I wanted to share some thoughts with all of you on a dark day in Internet history. On October 15th the price of a .com will increase by $0.42, marking the first price increase in the history of the modern Internet. Worse, this now signals a near-annual event that will take place in all major gTLDs. It is simply wrong. My full comments in the public forum in Puerto Rico in June are here.
While I do think Verisign has shown a lack of stewardship of this key public resource, I lay the primary blame for this on ICANN staff who put this forward and on ICANN board members who voted for this (it should be noted that the vote was 9-5. One of the closest in ICANN annals). As I said in Puerto Rico, shame on you. We all, all of us involved in the ICANN process in any way, owe the Internet public because of this.
It is important that we do not use this as a sign that ICANN, the idea, is failing. We should not confuse bad execution with bad strategy. The role of ICANN as an example of truly global, not International, governance is important. The role of ICANN in keeping the Internet free from government control and by that the predation of special interests is vital.
And it is a challenging environment. There is a debate inside the Registrar constituency right now, effectively re-fighting a battle that was already won, but sloppily implemented by staff. Many of you (the “you” here is our customers) will have already dealt with the end-user problems created by Go Daddy and Network Solutions in their “interpretation” of transfers policy in the name of “security”. For me this is simply deja vu.
Service providers, there is something you can do. Something important. There has been a process of GNSO reform going on inside of ICANN for the last 18 months. The GNSO is the primary policy-making body in the ICANN process. They are the ones charged with making policy for gTLDs. The board only has the power to ratify policy. Staff only has power to enforce and interpret policy.
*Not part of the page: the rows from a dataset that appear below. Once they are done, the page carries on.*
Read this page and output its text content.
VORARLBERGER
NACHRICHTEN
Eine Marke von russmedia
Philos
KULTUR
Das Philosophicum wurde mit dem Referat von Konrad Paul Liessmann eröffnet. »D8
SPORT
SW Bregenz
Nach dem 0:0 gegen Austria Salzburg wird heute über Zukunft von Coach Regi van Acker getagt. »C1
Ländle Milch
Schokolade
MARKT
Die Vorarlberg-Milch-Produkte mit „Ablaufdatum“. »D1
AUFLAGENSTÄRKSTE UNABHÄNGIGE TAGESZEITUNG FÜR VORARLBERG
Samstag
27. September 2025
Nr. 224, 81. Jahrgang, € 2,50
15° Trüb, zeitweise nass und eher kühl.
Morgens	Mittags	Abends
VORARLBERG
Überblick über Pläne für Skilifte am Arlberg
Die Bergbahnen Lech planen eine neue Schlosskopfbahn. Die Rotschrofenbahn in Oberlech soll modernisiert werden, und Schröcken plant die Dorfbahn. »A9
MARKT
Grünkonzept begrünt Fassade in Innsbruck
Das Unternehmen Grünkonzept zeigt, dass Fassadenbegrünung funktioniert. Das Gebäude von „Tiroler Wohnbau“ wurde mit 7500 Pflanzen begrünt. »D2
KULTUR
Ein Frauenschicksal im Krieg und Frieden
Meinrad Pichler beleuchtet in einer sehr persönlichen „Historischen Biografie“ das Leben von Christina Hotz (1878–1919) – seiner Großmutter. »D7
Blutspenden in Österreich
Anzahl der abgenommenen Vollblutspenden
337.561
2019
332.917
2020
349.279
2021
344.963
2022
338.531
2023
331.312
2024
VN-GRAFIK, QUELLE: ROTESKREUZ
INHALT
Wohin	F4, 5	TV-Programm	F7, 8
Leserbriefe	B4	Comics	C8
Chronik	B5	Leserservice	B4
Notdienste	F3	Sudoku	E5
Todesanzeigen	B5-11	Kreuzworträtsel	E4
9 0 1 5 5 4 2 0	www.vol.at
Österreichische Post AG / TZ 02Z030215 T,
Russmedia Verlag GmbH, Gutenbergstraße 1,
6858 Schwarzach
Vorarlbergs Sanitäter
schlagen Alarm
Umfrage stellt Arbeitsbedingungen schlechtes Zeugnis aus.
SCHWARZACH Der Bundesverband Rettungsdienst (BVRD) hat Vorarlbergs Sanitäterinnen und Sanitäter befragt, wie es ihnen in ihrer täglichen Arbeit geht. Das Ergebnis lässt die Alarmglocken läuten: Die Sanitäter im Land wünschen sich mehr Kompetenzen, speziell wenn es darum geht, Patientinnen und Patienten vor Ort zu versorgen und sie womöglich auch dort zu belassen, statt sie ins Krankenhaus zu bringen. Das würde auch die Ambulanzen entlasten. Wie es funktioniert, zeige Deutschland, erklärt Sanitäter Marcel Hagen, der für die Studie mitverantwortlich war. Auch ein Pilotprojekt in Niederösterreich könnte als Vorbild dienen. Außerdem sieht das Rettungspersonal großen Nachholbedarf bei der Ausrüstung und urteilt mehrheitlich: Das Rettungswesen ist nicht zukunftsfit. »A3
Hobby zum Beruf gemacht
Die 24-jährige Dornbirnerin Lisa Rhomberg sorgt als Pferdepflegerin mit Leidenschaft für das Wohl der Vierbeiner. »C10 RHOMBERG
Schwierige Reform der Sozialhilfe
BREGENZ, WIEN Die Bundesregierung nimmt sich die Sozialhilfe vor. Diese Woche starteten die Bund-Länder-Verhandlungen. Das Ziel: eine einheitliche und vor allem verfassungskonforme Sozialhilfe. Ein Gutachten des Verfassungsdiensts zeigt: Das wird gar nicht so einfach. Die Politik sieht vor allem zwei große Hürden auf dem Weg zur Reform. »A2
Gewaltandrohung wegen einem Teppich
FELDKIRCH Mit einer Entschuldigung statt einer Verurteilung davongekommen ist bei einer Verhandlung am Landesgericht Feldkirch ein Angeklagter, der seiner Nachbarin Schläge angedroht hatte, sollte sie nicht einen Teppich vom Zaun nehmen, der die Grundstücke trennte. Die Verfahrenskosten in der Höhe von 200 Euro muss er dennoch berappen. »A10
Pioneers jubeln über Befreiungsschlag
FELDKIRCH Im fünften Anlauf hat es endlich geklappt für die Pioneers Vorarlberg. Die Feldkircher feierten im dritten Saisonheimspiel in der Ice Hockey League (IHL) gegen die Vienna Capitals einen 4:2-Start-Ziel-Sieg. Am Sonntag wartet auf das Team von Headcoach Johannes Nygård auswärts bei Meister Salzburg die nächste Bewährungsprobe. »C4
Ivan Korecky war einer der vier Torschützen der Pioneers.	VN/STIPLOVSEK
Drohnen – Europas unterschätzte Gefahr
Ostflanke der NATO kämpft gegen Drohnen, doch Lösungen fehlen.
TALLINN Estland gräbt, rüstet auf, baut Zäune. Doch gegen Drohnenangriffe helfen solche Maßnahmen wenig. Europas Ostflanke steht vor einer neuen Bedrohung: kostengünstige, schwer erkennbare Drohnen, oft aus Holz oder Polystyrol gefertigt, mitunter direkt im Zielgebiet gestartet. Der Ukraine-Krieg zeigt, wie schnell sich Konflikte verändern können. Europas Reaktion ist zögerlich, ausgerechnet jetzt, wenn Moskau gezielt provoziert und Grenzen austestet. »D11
Inside of the GNSO there has been something of a stalemate for the last few years. One of the chief reasons is that the Internet Service Providers Constituency (“ISPC”) has consistently sided with the Intellectual Property Constituency (“IPC”) on things like whois access and new gTLDs. I have been in and around the ISP industry now for 13 years and the ISPC does not look like any ISP assembly that I know.
I have been advocating change in the GNSO reform discussions. In Lisbon in March and again in Puerto Rico in June I have advocated a recasting of the ISPC. My position is that it should be a constituency for companies who stand between the “contracting parties” (ICANN-speak for Registrars) and end users. Most of the industry calls these people resellers (an old OpenSRS anachronism). They have no place or voice in the ICANN process right now and they need one. We have been trying to advocate their interests (your interests) for years. You can do a better job of it than we can.
When it comes to transfers, to whois and to most issues of DNS policy they (YOU!) are a voice that needs to be heard.
My advocating is the easy part of the battle. The harder part will be to actually have some of you folks do it. So take this as a plea to storm the ramparts! Now! In the next couple days we will post more about the ISPC, what can be done, and how to do it here. The time commitment is VERY small and the impact can be very large. Just ask George Kirikos what a little effort can accomplish in the ICANN process!